A little less than a year after Merck KGaA unveiled designs on a new bioprocessing plant in South Korea, the company’s U.S.- and Canada-based life science business, MilliporeSigma, has swooped in with a hefty investment at the site and the promise of hundreds of new jobs.
MilliporeSigma is plugging 300 million euros ($326 million) into the new production center in Daejeon, South Korea, where it expects to create 300 new jobs by end of 2028. The project marks the largest investment by the company’s Life Science business sector in the Asia-Pacific region to date, the company said in a press release Wednesday.
The facility will ultimately cater to biotech and pharma companies with projects spanning process development, clinical research and commercial biologics manufacturing for products like vaccines, cell and gene therapies and monoclonal antibodies, MilliporeSigma said.
The site will cover an area of 43,000 square meters (about 460,000 square feet), roughly equivalent in size to eight football fields.
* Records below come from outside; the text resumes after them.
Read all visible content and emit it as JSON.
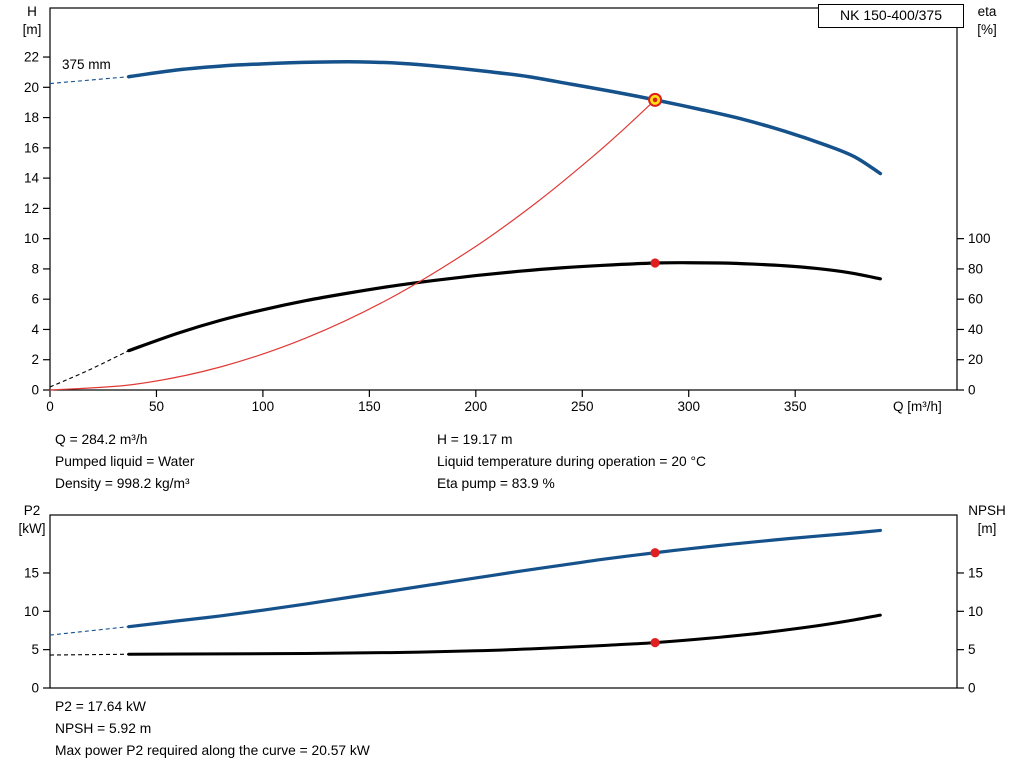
{
  "title_box": "NK 150-400/375",
  "info_top": {
    "col1": [
      "Q = 284.2 m³/h",
      "Pumped liquid = Water",
      "Density = 998.2 kg/m³"
    ],
    "col2": [
      "H = 19.17 m",
      "Liquid temperature during operation = 20 °C",
      "Eta pump = 83.9 %"
    ]
  },
  "info_bottom": [
    "P2 = 17.64 kW",
    "NPSH = 5.92 m",
    "Max power P2 required along the curve = 20.57 kW"
  ],
  "colors": {
    "curve_blue": "#15518b",
    "curve_black": "#000000",
    "duty_red": "#e03a35",
    "marker_fill": "#ffe014",
    "marker_stroke": "#dd1f1f",
    "dot_red": "#e02020",
    "axis": "#000000"
  },
  "chart_data": [
    {
      "type": "line",
      "name": "QH-eta-curve",
      "annotation": "375 mm",
      "x_axis": {
        "label": "Q [m³/h]",
        "min": 0,
        "max": 426,
        "ticks": [
          0,
          50,
          100,
          150,
          200,
          250,
          300,
          350
        ]
      },
      "y_left": {
        "name": "H",
        "unit": "[m]",
        "min": 0,
        "max": 25.24,
        "ticks": [
          0,
          2,
          4,
          6,
          8,
          10,
          12,
          14,
          16,
          18,
          20,
          22
        ]
      },
      "y_right": {
        "name": "eta",
        "unit": "[%]",
        "min": 0,
        "max": 252.4,
        "ticks": [
          0,
          20,
          40,
          60,
          80,
          100
        ]
      },
      "series": [
        {
          "name": "head-curve",
          "axis": "left",
          "color": "#15518b",
          "width": 3.5,
          "dashed": [
            [
              0,
              20.25
            ],
            [
              37,
              20.7
            ]
          ],
          "solid": [
            [
              37,
              20.7
            ],
            [
              60,
              21.15
            ],
            [
              80,
              21.4
            ],
            [
              100,
              21.55
            ],
            [
              125,
              21.66
            ],
            [
              145,
              21.68
            ],
            [
              165,
              21.58
            ],
            [
              185,
              21.35
            ],
            [
              205,
              21.05
            ],
            [
              225,
              20.7
            ],
            [
              245,
              20.2
            ],
            [
              265,
              19.7
            ],
            [
              284.2,
              19.17
            ],
            [
              305,
              18.55
            ],
            [
              325,
              17.9
            ],
            [
              345,
              17.1
            ],
            [
              365,
              16.15
            ],
            [
              378,
              15.4
            ],
            [
              390,
              14.3
            ]
          ]
        },
        {
          "name": "eta-curve",
          "axis": "right",
          "color": "#000000",
          "width": 3.2,
          "dashed": [
            [
              0,
              2
            ],
            [
              18,
              13
            ],
            [
              37,
              26
            ]
          ],
          "solid": [
            [
              37,
              26
            ],
            [
              60,
              37.5
            ],
            [
              80,
              46
            ],
            [
              100,
              53
            ],
            [
              120,
              59
            ],
            [
              140,
              64
            ],
            [
              160,
              68.5
            ],
            [
              180,
              72.3
            ],
            [
              200,
              75.6
            ],
            [
              220,
              78.4
            ],
            [
              240,
              80.7
            ],
            [
              260,
              82.4
            ],
            [
              284.2,
              83.9
            ],
            [
              300,
              84.1
            ],
            [
              315,
              83.9
            ],
            [
              330,
              83.2
            ],
            [
              345,
              82.1
            ],
            [
              360,
              80.3
            ],
            [
              375,
              77.6
            ],
            [
              390,
              73.5
            ]
          ]
        },
        {
          "name": "duty-parabola",
          "axis": "left",
          "color": "#e03a35",
          "width": 1.2,
          "solid": [
            [
              0,
              0
            ],
            [
              40,
              0.38
            ],
            [
              80,
              1.52
            ],
            [
              120,
              3.42
            ],
            [
              160,
              6.08
            ],
            [
              200,
              9.49
            ],
            [
              230,
              12.55
            ],
            [
              255,
              15.43
            ],
            [
              270,
              17.3
            ],
            [
              284.2,
              19.17
            ]
          ]
        }
      ],
      "markers": [
        {
          "name": "duty-point",
          "axis": "left",
          "x": 284.2,
          "y": 19.17,
          "style": "ring"
        },
        {
          "name": "eta-point",
          "axis": "right",
          "x": 284.2,
          "y": 83.9,
          "style": "dot"
        }
      ]
    },
    {
      "type": "line",
      "name": "P2-NPSH-curve",
      "annotation": "",
      "x_axis": {
        "label": "",
        "min": 0,
        "max": 426,
        "ticks": []
      },
      "y_left": {
        "name": "P2",
        "unit": "[kW]",
        "min": 0,
        "max": 22.56,
        "ticks": [
          0,
          5,
          10,
          15
        ]
      },
      "y_right": {
        "name": "NPSH",
        "unit": "[m]",
        "min": 0,
        "max": 22.56,
        "ticks": [
          0,
          5,
          10,
          15
        ]
      },
      "series": [
        {
          "name": "p2-curve",
          "axis": "left",
          "color": "#15518b",
          "width": 3.2,
          "dashed": [
            [
              0,
              6.9
            ],
            [
              37,
              8.0
            ]
          ],
          "solid": [
            [
              37,
              8.0
            ],
            [
              60,
              8.75
            ],
            [
              80,
              9.4
            ],
            [
              100,
              10.15
            ],
            [
              120,
              10.95
            ],
            [
              140,
              11.8
            ],
            [
              160,
              12.65
            ],
            [
              180,
              13.5
            ],
            [
              200,
              14.35
            ],
            [
              220,
              15.2
            ],
            [
              240,
              16.0
            ],
            [
              260,
              16.8
            ],
            [
              284.2,
              17.64
            ],
            [
              300,
              18.15
            ],
            [
              320,
              18.75
            ],
            [
              340,
              19.3
            ],
            [
              360,
              19.8
            ],
            [
              375,
              20.15
            ],
            [
              390,
              20.55
            ]
          ]
        },
        {
          "name": "npsh-curve",
          "axis": "right",
          "color": "#000000",
          "width": 3.0,
          "dashed": [
            [
              0,
              4.3
            ],
            [
              37,
              4.4
            ]
          ],
          "solid": [
            [
              37,
              4.4
            ],
            [
              80,
              4.45
            ],
            [
              120,
              4.5
            ],
            [
              160,
              4.62
            ],
            [
              200,
              4.85
            ],
            [
              230,
              5.15
            ],
            [
              260,
              5.55
            ],
            [
              284.2,
              5.92
            ],
            [
              310,
              6.5
            ],
            [
              335,
              7.2
            ],
            [
              360,
              8.1
            ],
            [
              375,
              8.75
            ],
            [
              390,
              9.5
            ]
          ]
        }
      ],
      "markers": [
        {
          "name": "p2-point",
          "axis": "left",
          "x": 284.2,
          "y": 17.64,
          "style": "dot"
        },
        {
          "name": "npsh-point",
          "axis": "right",
          "x": 284.2,
          "y": 5.92,
          "style": "dot"
        }
      ]
    }
  ]
}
The completed facility will include advanced production capabilities as well as a distribution center and an automated warehouse.
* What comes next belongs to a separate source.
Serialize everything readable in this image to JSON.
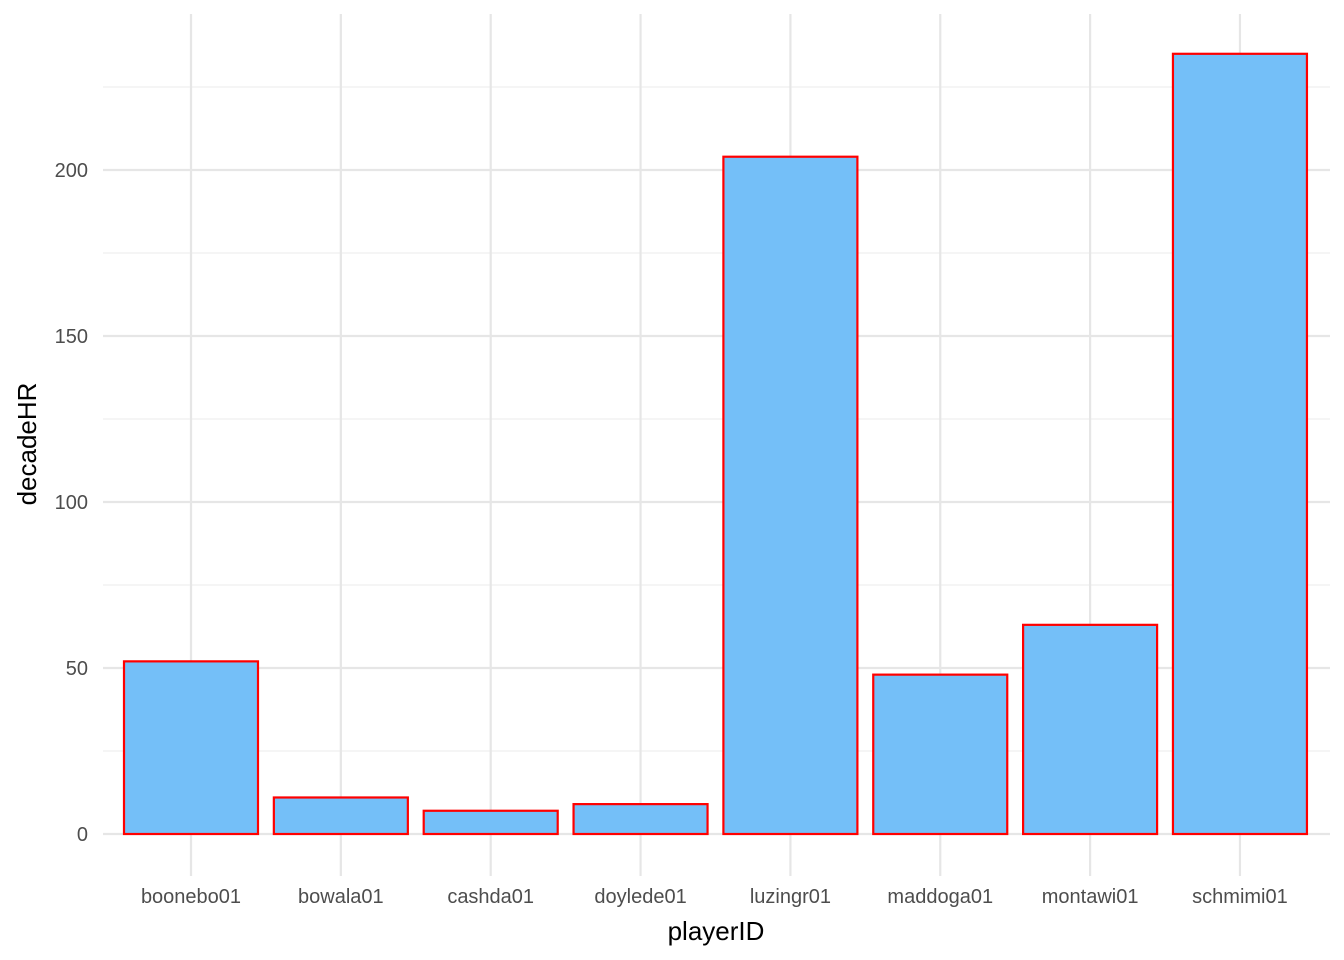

MilliporeSigma says its new Korean site is part of a multiyear investment program to boost production of critical drugs around the world. Since 2020, the company has invested more than 2 billion euros in manufacturing capacity and capability expansions across Europe, China and the U.S.
As the life sciences arm of Germany’s Merck KGaA, MilliporeSigma markets tools and tech needed for testing and production of pharmaceuticals. The company also operates a contract testing, development and manufacturing organization. MilliporeSigma employs more than 28,000 staffers worldwide, according to its release.
MilliporeSigma officially became part of Merck KGaA’s life sciences division in early 2022. The new unit, dubbed Life Sciences Services, combined MilliporeSigma’s CDMO business with Merck’s contract testing units and other operations such as marketing, sales and R&D.
Merck KGaA first revealed plans to establish a Korean bioprocessing plant last May, adding that Daejeon City and Korea’s Ministry of Trade, Industry and Energy would help foot the bill for the new plant. At the time, Merck KGaA said it would work with the Korean government to support biotechs based in the Daedeok Research Complex and establish ties with leading Korean universities.
More recently, MilliporeSigma has been hustling to build out its mRNA capabilities. Back in September, the company opened a pair of new mRNA drug substance plants in Darmstadt and Hamburg in Germany.